Multiple-choice items and constructed-response items that are scored as correct or incorrect are analyzed using standard classical test theory (Allen and Yen 1979) procedures resulting in a report for each item that includes
the proportion of examinees who received a correct score on the item,
delta, an index of item difficulty based on p+ (the percentage of examinees who received a correct score on the item). Delta is obtained by converting p+ to a standard score using an inverse normal distribution, then applying a linear transformation to obtain values with a mean of 13 and a standard deviation of 4.
the biserial correlation coefficient between the item score and the total score for the block in which the item appears; and
the point-biserial correlation coefficient (item-score correlation coefficient) between the item score and the total score for the block in which the item appears.

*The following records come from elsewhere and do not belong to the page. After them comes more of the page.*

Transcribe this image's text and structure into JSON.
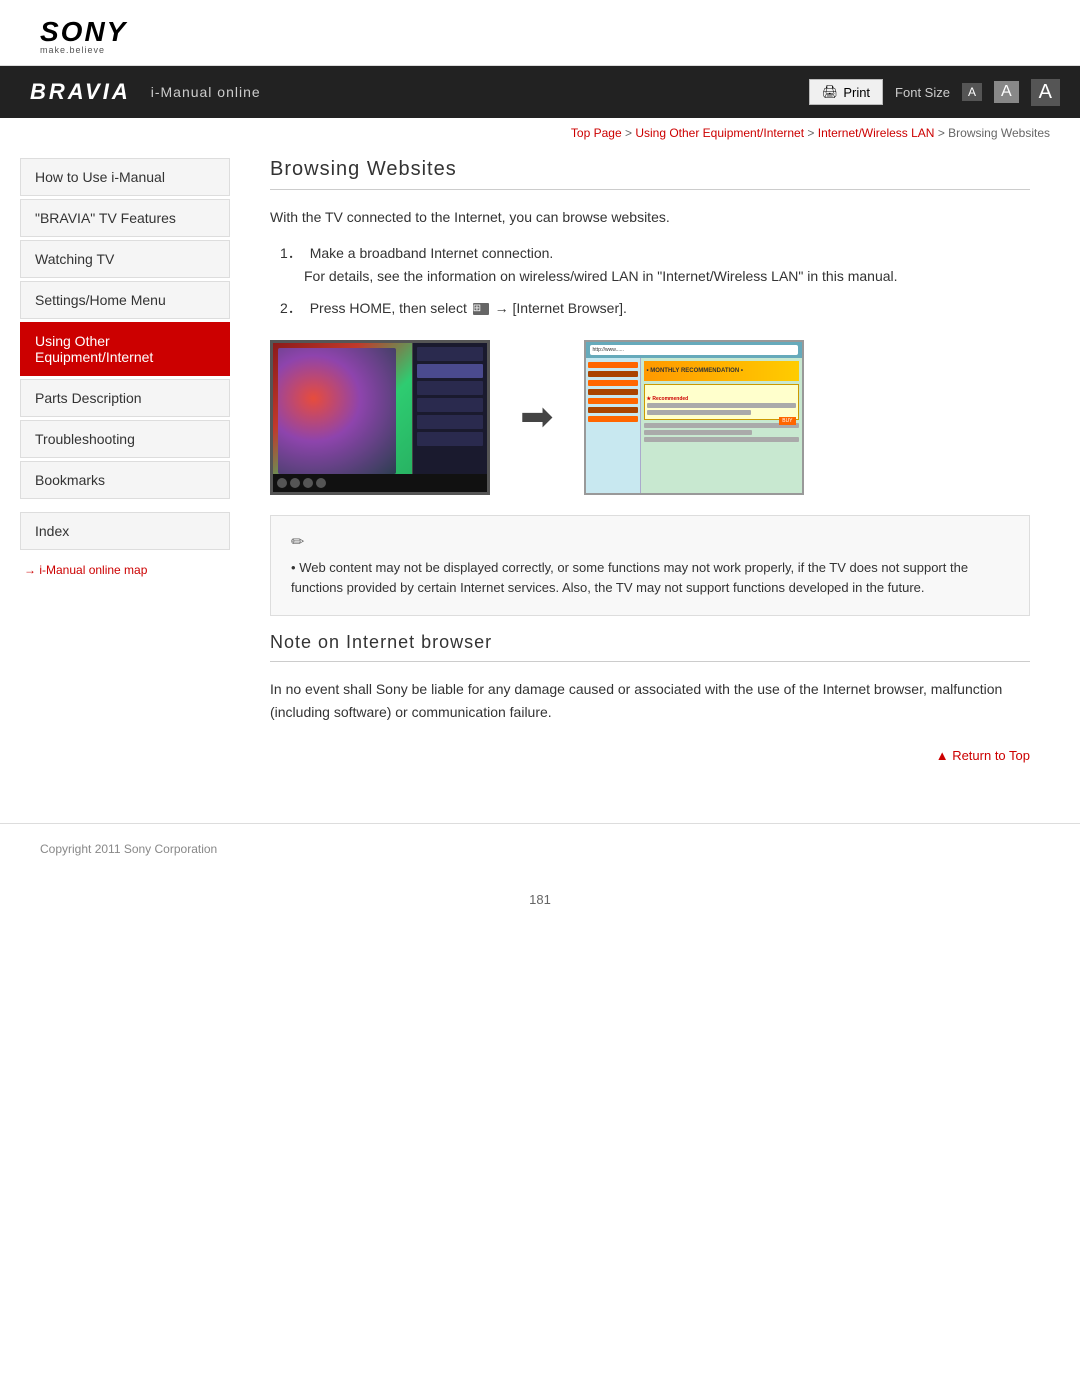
{
  "header": {
    "sony_text": "SONY",
    "sony_tagline": "make.believe",
    "bravia_logo": "BRAVIA",
    "nav_title": "i-Manual online",
    "print_label": "Print",
    "font_size_label": "Font Size",
    "font_a_small": "A",
    "font_a_medium": "A",
    "font_a_large": "A"
  },
  "breadcrumb": {
    "top_page": "Top Page",
    "sep1": " > ",
    "using_equipment": "Using Other Equipment/Internet",
    "sep2": " > ",
    "internet_lan": "Internet/Wireless LAN",
    "sep3": " > ",
    "current": "Browsing Websites"
  },
  "sidebar": {
    "items": [
      {
        "id": "how-to-use",
        "label": "How to Use i-Manual",
        "active": false
      },
      {
        "id": "bravia-features",
        "label": "\"BRAVIA\" TV Features",
        "active": false
      },
      {
        "id": "watching-tv",
        "label": "Watching TV",
        "active": false
      },
      {
        "id": "settings-home",
        "label": "Settings/Home Menu",
        "active": false
      },
      {
        "id": "using-other",
        "label": "Using Other Equipment/Internet",
        "active": true
      },
      {
        "id": "parts-description",
        "label": "Parts Description",
        "active": false
      },
      {
        "id": "troubleshooting",
        "label": "Troubleshooting",
        "active": false
      },
      {
        "id": "bookmarks",
        "label": "Bookmarks",
        "active": false
      }
    ],
    "index_label": "Index",
    "map_link_arrow": "→",
    "map_link_label": "i-Manual online map"
  },
  "content": {
    "main_title": "Browsing Websites",
    "intro_text": "With the TV connected to the Internet, you can browse websites.",
    "step1_number": "1．",
    "step1_text": "Make a broadband Internet connection.",
    "step1_detail": "For details, see the information on wireless/wired LAN in \"Internet/Wireless LAN\" in this manual.",
    "step2_number": "2．",
    "step2_text": "Press HOME, then select ",
    "step2_text2": " → [Internet Browser].",
    "note_icon": "✏",
    "note_bullet": "•",
    "note_text": "Web content may not be displayed correctly, or some functions may not work properly, if the TV does not support the functions provided by certain Internet services. Also, the TV may not support functions developed in the future.",
    "browser_url_text": "http://www......",
    "section2_title": "Note on Internet browser",
    "section2_text": "In no event shall Sony be liable for any damage caused or associated with the use of the Internet browser, malfunction (including software) or communication failure.",
    "return_to_top_arrow": "▲",
    "return_to_top_label": "Return to Top",
    "browser_banner_text": "• MONTHLY RECOMMENDATION •",
    "browser_orange_text": "BUY"
  },
  "footer": {
    "copyright": "Copyright 2011 Sony Corporation"
  },
  "page": {
    "number": "181"
  }
}
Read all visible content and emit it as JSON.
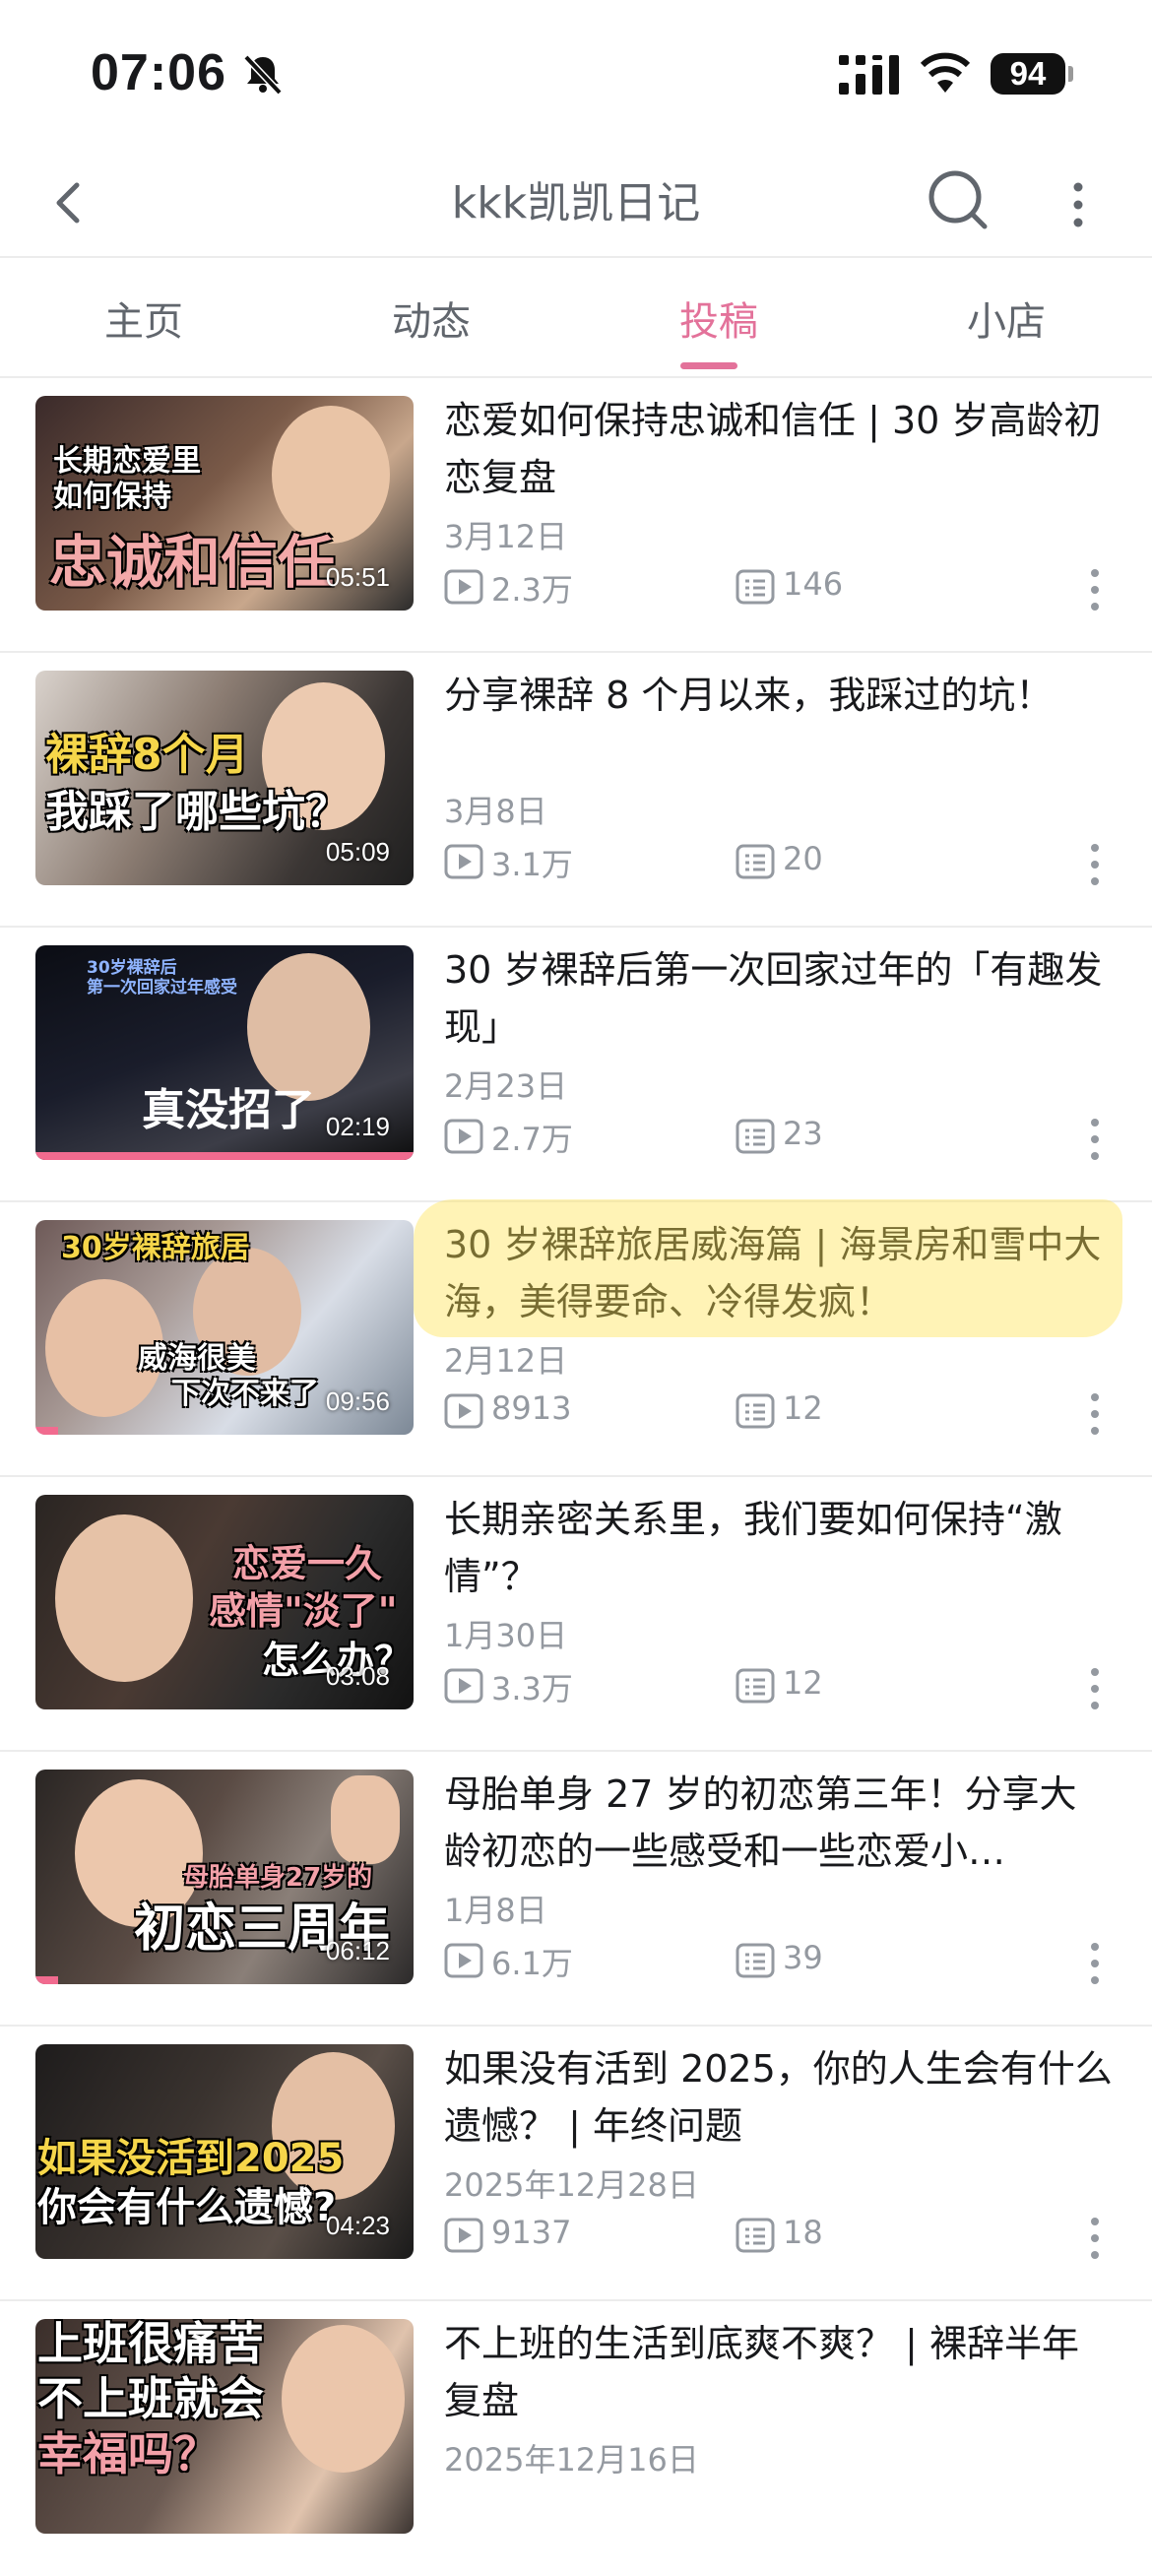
{
  "status_bar": {
    "time": "07:06",
    "battery": "94"
  },
  "nav": {
    "title": "kkk凯凯日记"
  },
  "tabs": [
    {
      "label": "主页"
    },
    {
      "label": "动态"
    },
    {
      "label": "投稿"
    },
    {
      "label": "小店"
    }
  ],
  "videos": [
    {
      "title": "恋爱如何保持忠诚和信任 | 30 岁高龄初恋复盘",
      "date": "3月12日",
      "views": "2.3万",
      "comments": "146",
      "duration": "05:51",
      "caption_lines": [
        "长期恋爱里",
        "如何保持",
        "忠诚和信任"
      ]
    },
    {
      "title": "分享裸辞 8 个月以来，我踩过的坑！",
      "date": "3月8日",
      "views": "3.1万",
      "comments": "20",
      "duration": "05:09",
      "caption_lines": [
        "裸辞8个月",
        "我踩了哪些坑？"
      ]
    },
    {
      "title": "30 岁裸辞后第一次回家过年的「有趣发现」",
      "date": "2月23日",
      "views": "2.7万",
      "comments": "23",
      "duration": "02:19",
      "caption_lines": [
        "30岁裸辞后",
        "第一次回家过年感受",
        "真没招了"
      ]
    },
    {
      "title": "30 岁裸辞旅居威海篇 | 海景房和雪中大海，美得要命、冷得发疯！",
      "date": "2月12日",
      "views": "8913",
      "comments": "12",
      "duration": "09:56",
      "caption_lines": [
        "30岁裸辞旅居",
        "威海很美",
        "下次不来了"
      ]
    },
    {
      "title": "长期亲密关系里，我们要如何保持“激情”？",
      "date": "1月30日",
      "views": "3.3万",
      "comments": "12",
      "duration": "03:08",
      "caption_lines": [
        "恋爱一久",
        "感情\"淡了\"",
        "怎么办？"
      ]
    },
    {
      "title": "母胎单身 27 岁的初恋第三年！分享大龄初恋的一些感受和一些恋爱小…",
      "date": "1月8日",
      "views": "6.1万",
      "comments": "39",
      "duration": "06:12",
      "caption_lines": [
        "母胎单身27岁的",
        "初恋三周年"
      ]
    },
    {
      "title": "如果没有活到 2025，你的人生会有什么遗憾？ | 年终问题",
      "date": "2025年12月28日",
      "views": "9137",
      "comments": "18",
      "duration": "04:23",
      "caption_lines": [
        "如果没活到2025",
        "你会有什么遗憾?"
      ]
    },
    {
      "title": "不上班的生活到底爽不爽？ | 裸辞半年复盘",
      "date": "2025年12月16日",
      "views": "",
      "comments": "",
      "duration": "",
      "caption_lines": [
        "上班很痛苦",
        "不上班就会",
        "幸福吗？"
      ]
    }
  ],
  "colors": {
    "accent": "#e3729a",
    "progress": "#f16b8f",
    "muted": "#9499a0"
  }
}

NAEP data analysts create a report for all response options for each item, and these reports are referred to as "descriptive item statistics." This information is based on collected data from the total sample of examinees, including those who omitted and/or did not reach an item.
The total block score is computed by summing the number of correct responses across the dichotomously scored items, plus adding to that sum the number of points earned on each polytomously scored item.
In NAEP, a distinction is made between types of missing responses. Missing responses at the end of a block (i.e., missing responses after the last item answered) are considered not reached. Missing responses before the last observed response are considered intentional omissions. In NAEP classical item analysis, omitted responses to multiple-choice items are treated as incorrect responses. This differs from how missing responses are treated in NAEP Item Response Theory (IRT) analyses. In IRT analysis, items that were not reached are not treated as incorrect; these item are treated as if they were not presented to the student. Omitted responses to multiple-choice items are treated as fractionally correct; if it is not a multiple-choice item, the omitted response is scored so that the response is in the lowest response category.